L’Avellino si prende una vittoria pesante e di prestigio battendo la Sampdoria 2-1 al termine di una gara intensa, combattuta e tutt’altro che scontata. Nel match Avellino-Sampdoria, i biancoverdi dimostrano concretezza, personalità e la capacità di colpire nei momenti decisivi, resistendo nel finale al forcing blucerchiato.
Un successo che rafforza le certezze della squadra irpina e conferma la solidità di un gruppo capace di soffrire senza perdere lucidità.
Avellino aggressivo e ordinato: il gol di Palumbo sblocca la partita
L’avvio di Avellino-Sampdoria è subito vivace. I padroni di casa prendono campo fin dai primi minuti, costruendo gioco soprattutto sulle corsie laterali. Al 2’ Missori mette un pallone interessante in area, ma l’azione viene fermata per fuorigioco. L’Avellino continua a spingere e al 10’ Palumbo ci prova dalla distanza, trovando una deviazione che porta a un calcio d’angolo.
La Sampdoria prova a rispondere con iniziative individuali, ma è l’Avellino a dare l’impressione di avere maggiore controllo del match. La svolta arriva al 31’, quando Palumbo trova il jolly: progressione centrale e conclusione potente da fuori area che sorprende Ghidotti. È l’1-0 che fa esplodere il Partenio e premia l’atteggiamento intraprendente dei biancoverdi.

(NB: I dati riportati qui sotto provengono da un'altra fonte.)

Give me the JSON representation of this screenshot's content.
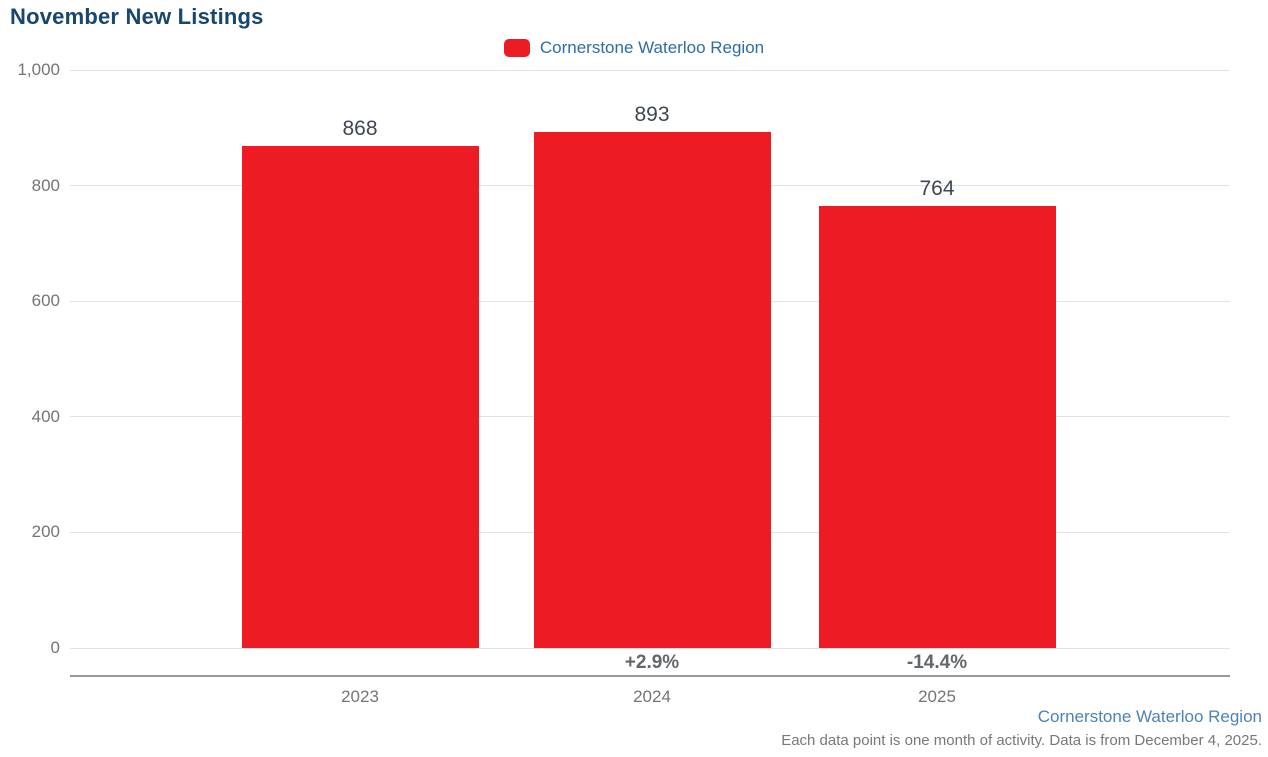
{
  "title": "November New Listings",
  "legend": {
    "label": "Cornerstone Waterloo Region",
    "swatch_icon": "red-rounded-square",
    "swatch_color": "#ed1c24"
  },
  "chart_data": {
    "type": "bar",
    "title": "November New Listings",
    "series_name": "Cornerstone Waterloo Region",
    "categories": [
      "2023",
      "2024",
      "2025"
    ],
    "values": [
      868,
      893,
      764
    ],
    "value_labels": [
      "868",
      "893",
      "764"
    ],
    "pct_change_labels": [
      "",
      "+2.9%",
      "-14.4%"
    ],
    "xlabel": "",
    "ylabel": "",
    "ylim": [
      0,
      1000
    ],
    "yticks": [
      0,
      200,
      400,
      600,
      800,
      1000
    ],
    "ytick_labels": [
      "0",
      "200",
      "400",
      "600",
      "800",
      "1,000"
    ],
    "grid": true,
    "legend_position": "top-center",
    "bar_color": "#ed1c24"
  },
  "footer": {
    "attribution": "Cornerstone Waterloo Region",
    "note": "Each data point is one month of activity. Data is from December 4, 2025."
  },
  "colors": {
    "bar": "#ed1c24",
    "title_text": "#17466e",
    "legend_text": "#2e6da4",
    "tick_text": "#757575",
    "value_text": "#3f4750",
    "pct_text": "#63666a",
    "gridline": "#e3e3e3",
    "axis_line": "#999999",
    "footer_link": "#4d82b8",
    "footer_note": "#76787b"
  }
}
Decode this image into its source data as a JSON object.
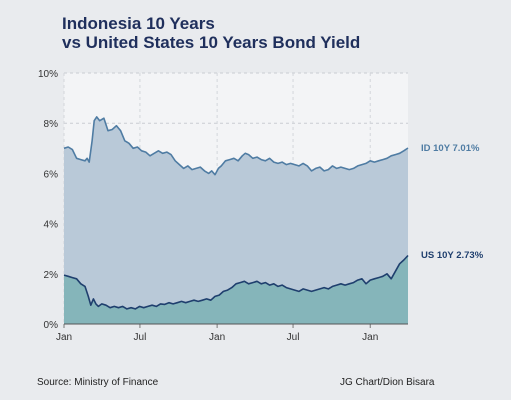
{
  "chart_data": {
    "type": "area",
    "title_line1": "Indonesia 10 Years",
    "title_line2": "vs United States 10 Years Bond Yield",
    "ylim": [
      0,
      10
    ],
    "yticks": [
      "0%",
      "2%",
      "4%",
      "6%",
      "8%",
      "10%"
    ],
    "xticks": [
      {
        "label": "Jan",
        "t": 0
      },
      {
        "label": "Jul",
        "t": 181
      },
      {
        "label": "Jan",
        "t": 365
      },
      {
        "label": "Jul",
        "t": 546
      },
      {
        "label": "Jan",
        "t": 730
      }
    ],
    "xrange": [
      0,
      820
    ],
    "grid": true,
    "series": [
      {
        "name": "ID 10Y",
        "label": "ID 10Y 7.01%",
        "color": "#4f7ca3",
        "fill": "#b9c9d8",
        "points": [
          [
            0,
            7.0
          ],
          [
            10,
            7.05
          ],
          [
            20,
            6.95
          ],
          [
            30,
            6.6
          ],
          [
            40,
            6.55
          ],
          [
            50,
            6.5
          ],
          [
            55,
            6.6
          ],
          [
            60,
            6.45
          ],
          [
            67,
            7.3
          ],
          [
            72,
            8.1
          ],
          [
            78,
            8.25
          ],
          [
            85,
            8.1
          ],
          [
            95,
            8.2
          ],
          [
            105,
            7.7
          ],
          [
            115,
            7.75
          ],
          [
            125,
            7.9
          ],
          [
            135,
            7.7
          ],
          [
            145,
            7.3
          ],
          [
            155,
            7.2
          ],
          [
            165,
            7.0
          ],
          [
            175,
            7.05
          ],
          [
            185,
            6.9
          ],
          [
            195,
            6.85
          ],
          [
            205,
            6.7
          ],
          [
            215,
            6.8
          ],
          [
            225,
            6.9
          ],
          [
            235,
            6.8
          ],
          [
            245,
            6.85
          ],
          [
            255,
            6.75
          ],
          [
            265,
            6.5
          ],
          [
            275,
            6.35
          ],
          [
            285,
            6.2
          ],
          [
            295,
            6.3
          ],
          [
            305,
            6.15
          ],
          [
            315,
            6.2
          ],
          [
            325,
            6.25
          ],
          [
            335,
            6.1
          ],
          [
            345,
            6.0
          ],
          [
            352,
            6.1
          ],
          [
            360,
            5.95
          ],
          [
            368,
            6.2
          ],
          [
            375,
            6.3
          ],
          [
            385,
            6.5
          ],
          [
            395,
            6.55
          ],
          [
            405,
            6.6
          ],
          [
            415,
            6.5
          ],
          [
            425,
            6.7
          ],
          [
            432,
            6.8
          ],
          [
            440,
            6.75
          ],
          [
            450,
            6.6
          ],
          [
            460,
            6.65
          ],
          [
            470,
            6.55
          ],
          [
            480,
            6.5
          ],
          [
            490,
            6.6
          ],
          [
            500,
            6.45
          ],
          [
            510,
            6.4
          ],
          [
            520,
            6.45
          ],
          [
            530,
            6.35
          ],
          [
            540,
            6.4
          ],
          [
            550,
            6.35
          ],
          [
            560,
            6.3
          ],
          [
            570,
            6.4
          ],
          [
            580,
            6.3
          ],
          [
            590,
            6.1
          ],
          [
            600,
            6.2
          ],
          [
            610,
            6.25
          ],
          [
            620,
            6.1
          ],
          [
            630,
            6.15
          ],
          [
            640,
            6.3
          ],
          [
            650,
            6.2
          ],
          [
            660,
            6.25
          ],
          [
            670,
            6.2
          ],
          [
            680,
            6.15
          ],
          [
            690,
            6.2
          ],
          [
            700,
            6.3
          ],
          [
            710,
            6.35
          ],
          [
            720,
            6.4
          ],
          [
            730,
            6.5
          ],
          [
            740,
            6.45
          ],
          [
            750,
            6.5
          ],
          [
            760,
            6.55
          ],
          [
            770,
            6.6
          ],
          [
            780,
            6.7
          ],
          [
            790,
            6.75
          ],
          [
            800,
            6.8
          ],
          [
            810,
            6.9
          ],
          [
            820,
            7.01
          ]
        ]
      },
      {
        "name": "US 10Y",
        "label": "US 10Y 2.73%",
        "color": "#1f3f6e",
        "fill": "#82b4b8",
        "points": [
          [
            0,
            1.95
          ],
          [
            10,
            1.9
          ],
          [
            20,
            1.85
          ],
          [
            30,
            1.8
          ],
          [
            40,
            1.6
          ],
          [
            50,
            1.5
          ],
          [
            58,
            1.1
          ],
          [
            64,
            0.75
          ],
          [
            70,
            1.0
          ],
          [
            76,
            0.8
          ],
          [
            82,
            0.7
          ],
          [
            90,
            0.8
          ],
          [
            100,
            0.75
          ],
          [
            110,
            0.65
          ],
          [
            120,
            0.7
          ],
          [
            130,
            0.65
          ],
          [
            140,
            0.7
          ],
          [
            150,
            0.6
          ],
          [
            160,
            0.65
          ],
          [
            170,
            0.6
          ],
          [
            180,
            0.7
          ],
          [
            190,
            0.65
          ],
          [
            200,
            0.7
          ],
          [
            210,
            0.75
          ],
          [
            220,
            0.7
          ],
          [
            230,
            0.8
          ],
          [
            240,
            0.78
          ],
          [
            250,
            0.85
          ],
          [
            260,
            0.8
          ],
          [
            270,
            0.85
          ],
          [
            280,
            0.9
          ],
          [
            290,
            0.85
          ],
          [
            300,
            0.9
          ],
          [
            310,
            0.95
          ],
          [
            320,
            0.9
          ],
          [
            330,
            0.95
          ],
          [
            340,
            1.0
          ],
          [
            350,
            0.95
          ],
          [
            360,
            1.1
          ],
          [
            370,
            1.15
          ],
          [
            380,
            1.3
          ],
          [
            390,
            1.35
          ],
          [
            400,
            1.45
          ],
          [
            410,
            1.6
          ],
          [
            420,
            1.65
          ],
          [
            430,
            1.7
          ],
          [
            440,
            1.6
          ],
          [
            450,
            1.65
          ],
          [
            460,
            1.7
          ],
          [
            470,
            1.6
          ],
          [
            480,
            1.65
          ],
          [
            490,
            1.55
          ],
          [
            500,
            1.6
          ],
          [
            510,
            1.5
          ],
          [
            520,
            1.55
          ],
          [
            530,
            1.45
          ],
          [
            540,
            1.4
          ],
          [
            550,
            1.35
          ],
          [
            560,
            1.3
          ],
          [
            570,
            1.4
          ],
          [
            580,
            1.35
          ],
          [
            590,
            1.3
          ],
          [
            600,
            1.35
          ],
          [
            610,
            1.4
          ],
          [
            620,
            1.45
          ],
          [
            630,
            1.4
          ],
          [
            640,
            1.5
          ],
          [
            650,
            1.55
          ],
          [
            660,
            1.6
          ],
          [
            670,
            1.55
          ],
          [
            680,
            1.6
          ],
          [
            690,
            1.65
          ],
          [
            700,
            1.75
          ],
          [
            710,
            1.8
          ],
          [
            720,
            1.6
          ],
          [
            730,
            1.75
          ],
          [
            740,
            1.8
          ],
          [
            750,
            1.85
          ],
          [
            760,
            1.9
          ],
          [
            770,
            2.0
          ],
          [
            780,
            1.8
          ],
          [
            790,
            2.1
          ],
          [
            800,
            2.4
          ],
          [
            810,
            2.55
          ],
          [
            820,
            2.73
          ]
        ]
      }
    ]
  },
  "footer": {
    "source": "Source: Ministry of Finance",
    "credit": "JG Chart/Dion Bisara"
  }
}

Nel finale di primo tempo l’Avellino gestisce il vantaggio, rischiando solo su una conclusione al volo di Coda, neutralizzata da un grande intervento di Daffara.
Ripresa shock per la Sampdoria: Tutino raddoppia
Il secondo tempo di Avellino-Sampdoria si apre nel modo migliore per i padroni di casa. Al 51’, su un traversone dalla fascia, la Sampdoria sbaglia le misure e Tutino, ex della gara, colpisce di testa firmando il 2-0. Nessuna esultanza, ma tanta concretezza: l’Avellino sfrutta l’errore avversario e indirizza la partita.
Dopo il raddoppio, la squadra di Biancolino abbassa leggermente il baricentro, lasciando più spazio alla reazione doriana. La Sampdoria aumenta il ritmo, ma l’Avellino si difende con ordine, aiutato anche da un Daffara attento tra i pali.
Sofferenza finale, ma l’Avellino resiste
La Sampdoria riapre il match solo all’85’, quando Coda trasforma un calcio di rigore concesso per fallo su Cherubini. Il gol del 2-1 accende un finale rovente, con i blucerchiati che spingono alla ricerca del pareggio.
L’Avellino, però, non perde la testa. Nei minuti di recupero arriva anche una grande risposta di Ghidotti sulla ribattuta di Patierno, ma è l’ultimo vero brivido. Dopo sei minuti di extra-time, il triplice fischio sancisce la vittoria biancoverde.
Avellino-Sampdoria: vittoria di maturità per i biancoverdi
Il 2-1 di Avellino-Sampdoria racconta di una squadra cinica, capace di colpire due volte e di resistere quando l’inerzia sembra cambiare. Palumbo e Tutino decidono la gara, ma il successo nasce da una prestazione collettiva fatta di equilibrio, intensità e sacrificio.
Una vittoria che dà fiducia, valore e continuità al percorso dell’Avellino, confermando come il Partenio resti un campo difficile per chiunque. Per la Sampdoria resta il rammarico per le occasioni create, ma per i biancoverdi contano i tre punti e la sensazione di essere sulla strada giusta.